Fraksi PKS Kreatif, Atraktif, Substantif

Bertemu Konstituen di Dapil, Netty: Revolusi Mental dan Ber-AKHLAK ASN Jangan Hanya Jargon

 

Facebook Twitter WhatsApp Telegram

Jakarta (05/08) — Anggota DPR sekaligus MPR RI dari Fraksi PKS Netty Prasetiyani menyinggung peran keluarga sebagai unsur penting dalam membentuk karakter manusia Indonesia.

“Masyarakat kita banyak yang salah kaprah soal pendidikan bagi anaknya. Pendidikan tidak otomatis selesai ketika orang tua membayar dan menyerahkan anak ke lembaga pendidikan. Upaya menanamkan nilai-nilai kebaikan, melindungi hak diri, memahami kewajiban dan mencegah keburukan harus dimulai dari keluarga,” ujar Netty dalam acara Sosialisasi Empat Pilar MPR RI di Kota Cirebon, Jumat (05/08).

Netty meminta pemerintah agar serius dan fokus membangun ketahanan keluarga di rumah-rumah masyarakat. Menurutnya, masih banyak keluarga yang belum mampu memenuhi kebutuhan dasar seperti, pangan, air bersih, pelayanan kesehatan, pendidikan, perumahan, perlindungan dan keamanan.

Masyarakat, kata Netty, membutuhkan role model yang dapat mengarahkan mereka menjalani fungsi keluarga dengan baik.

“Kampanye revolusi mental dan berAKHLAK harus terealisasi dalam kehidupan, jangan hanya jargon. Harus ada political will dalam bentuk kebijakan untuk mewujudkannya,” kata Netty.

Ber-AKHLAK adalah nilai utama yang disebutkan Presiden Jokowi sebagai upaya transformasi Aparatur Sipil Negara (ASN), yaitu berorientasi pelayanan, akuntabel, kompeten, harmonis, loyal, adaptor dan kolaboratif.

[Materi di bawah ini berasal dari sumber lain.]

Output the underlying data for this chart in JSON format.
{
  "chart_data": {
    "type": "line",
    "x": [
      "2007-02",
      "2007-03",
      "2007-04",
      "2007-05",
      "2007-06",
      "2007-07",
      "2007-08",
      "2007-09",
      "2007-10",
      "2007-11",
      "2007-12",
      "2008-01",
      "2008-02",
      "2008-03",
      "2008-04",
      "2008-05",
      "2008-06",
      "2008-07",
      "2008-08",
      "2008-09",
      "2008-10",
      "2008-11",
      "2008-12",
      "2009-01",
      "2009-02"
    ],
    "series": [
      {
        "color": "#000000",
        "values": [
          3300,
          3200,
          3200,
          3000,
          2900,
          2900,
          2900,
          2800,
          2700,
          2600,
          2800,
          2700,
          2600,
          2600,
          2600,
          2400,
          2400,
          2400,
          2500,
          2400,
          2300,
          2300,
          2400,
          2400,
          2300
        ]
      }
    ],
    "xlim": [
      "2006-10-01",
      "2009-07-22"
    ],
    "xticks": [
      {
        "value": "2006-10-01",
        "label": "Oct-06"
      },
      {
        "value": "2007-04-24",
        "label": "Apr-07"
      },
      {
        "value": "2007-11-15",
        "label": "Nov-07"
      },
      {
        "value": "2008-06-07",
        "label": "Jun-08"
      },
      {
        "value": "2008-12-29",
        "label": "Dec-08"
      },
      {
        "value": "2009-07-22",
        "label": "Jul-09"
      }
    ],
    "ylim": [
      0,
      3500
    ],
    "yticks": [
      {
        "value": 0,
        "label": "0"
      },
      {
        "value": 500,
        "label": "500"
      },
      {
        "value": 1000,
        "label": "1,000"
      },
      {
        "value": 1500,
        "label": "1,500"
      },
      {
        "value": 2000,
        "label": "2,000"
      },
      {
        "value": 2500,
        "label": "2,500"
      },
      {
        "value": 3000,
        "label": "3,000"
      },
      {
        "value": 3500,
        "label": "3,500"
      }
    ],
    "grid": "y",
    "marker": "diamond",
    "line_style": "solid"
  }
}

Menurut Wakil Ketua Fraksi PKS DPR RI ini, kebijakan revolusi mental dan ber-AKHLAK harus tampak pada perilaku ASN sebagai role model di masyarakat dalam hal membangun ketahanan keluarga.

“Ketahanan keluarga akan melahirkan generasi Indonesia berkualitas unggul dan berkarakter Pancasilais. Jika ini tercapai maka masalah-masalah sosial dan ekonomi akan lebih mudah teratasi karena kualitas SDM adalah pilar utama dalam pemecahan masalah,” kata Netty.

“Banyaknya kasus kejahatan seksual, salah satunya disebabkan oleh minimnya peran keluarga dalam menanamkan nilai, memonitor perilaku anggota keluarga dan melindungi yang rentan. Keluarga akan makin sulit menjalani fungsinya jika tidak mampu memenuhi kebutuhan dasarnya,” ungkapnya.